Sostiene infatti la Corte d’Appello, nella parte motiva della sua sentenza, che "dalle dichiarazioni del teste M. si ricava che l’imputato prelevava le somme per i suoi bisogni personali e non tanto come compenso per la sua attività di amministratore…". Di tenore esattamente opposto è il testo della deposizione resa dal M., nella quale si legge: "…ho visto che negli anni precedenti non era mai stato iscritto in bilancio l’emolumento amministratore, anche perchè per quello che mi consta R. C. aveva come unica attività e comunque come unica fonte di reddito questa piccola attività commerciale che aveva, ovviamente traendo tutti i suoi mezzi di sussistenza da quella attività ogni anno prendeva un compenso amministratore".

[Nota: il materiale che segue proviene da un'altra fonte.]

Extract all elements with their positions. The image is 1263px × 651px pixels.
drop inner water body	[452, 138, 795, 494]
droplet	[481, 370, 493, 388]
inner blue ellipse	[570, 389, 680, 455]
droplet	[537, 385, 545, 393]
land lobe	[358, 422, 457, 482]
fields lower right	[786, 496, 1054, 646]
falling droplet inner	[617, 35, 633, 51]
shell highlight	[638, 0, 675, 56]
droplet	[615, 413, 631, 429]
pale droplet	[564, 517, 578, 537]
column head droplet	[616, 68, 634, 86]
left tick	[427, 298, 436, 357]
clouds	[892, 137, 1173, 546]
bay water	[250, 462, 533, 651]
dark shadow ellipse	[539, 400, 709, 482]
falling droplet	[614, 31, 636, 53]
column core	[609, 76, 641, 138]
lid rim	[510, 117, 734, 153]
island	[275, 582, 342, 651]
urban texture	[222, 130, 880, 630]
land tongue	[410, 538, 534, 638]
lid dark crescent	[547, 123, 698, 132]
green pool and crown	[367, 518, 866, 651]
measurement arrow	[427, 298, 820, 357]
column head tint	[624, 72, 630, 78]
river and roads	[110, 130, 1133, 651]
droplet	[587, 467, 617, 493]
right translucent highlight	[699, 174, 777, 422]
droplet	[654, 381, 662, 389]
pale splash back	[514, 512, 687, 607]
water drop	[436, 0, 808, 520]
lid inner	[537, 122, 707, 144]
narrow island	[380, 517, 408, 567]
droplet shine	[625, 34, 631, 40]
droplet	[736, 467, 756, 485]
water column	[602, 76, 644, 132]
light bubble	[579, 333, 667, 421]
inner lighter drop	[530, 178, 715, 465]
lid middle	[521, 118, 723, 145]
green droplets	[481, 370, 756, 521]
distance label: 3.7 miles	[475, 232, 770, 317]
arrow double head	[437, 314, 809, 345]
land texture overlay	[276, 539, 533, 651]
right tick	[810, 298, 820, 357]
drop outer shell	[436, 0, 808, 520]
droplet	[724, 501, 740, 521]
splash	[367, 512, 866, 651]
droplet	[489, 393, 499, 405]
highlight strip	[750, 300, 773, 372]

Incontestata è poi la circostanza che il M., avendo rilevato le irregolarità contabili insite nella mancata registrazione dei prelievi per il titolo da lui indicato, abbia indotto il C. a darne conto con un’annotazione postuma; il che è di neutra valenza ai fini della responsabilità a titolo di bancarotta patrimoniale, in tale proiezione assumendo piuttosto decisivo rilievo la causale dei prelievi.

Sussiste, dunque, una assoluta inconciliabilità tra il significante della deposizione testimoniale ("ogni anno prendeva un compenso amministratore") e la percezione avutane dalla Corte di merito, col porre a base della decisione la diversa – ed anzi contraria – affermazione erroneamente attribuita al teste.

Il rilevato travisamento della prova, determinante per quanto dianzi osservato, vizia la decisione assunta e ne comporta l’annullamento.

Il giudice di rinvio, che si designa in altra sezione della Corte d’Appello di Roma, sottoporrà a rinnovata vantazione l’intera vicenda, in esito ad una completa rivisitazione del materiale probatorio emendata dal vizio di cui sopra: a tal fine tenendo conto della necessità, ove i prelievi risultino effettuati dal C. a titolo di compenso quale amministratore, di valutarne la congruità in rapporto all’opera prestata e alle caratteristiche dimensionali dell’impresa.
P.Q.M.

LA CORTE annulla la sentenza impugnata con rinvio ad altra sezione della Corte d’Appello di Roma per nuovo esame.

Testo non ufficiale. La sola stampa del bollettino ufficiale ha carattere legale.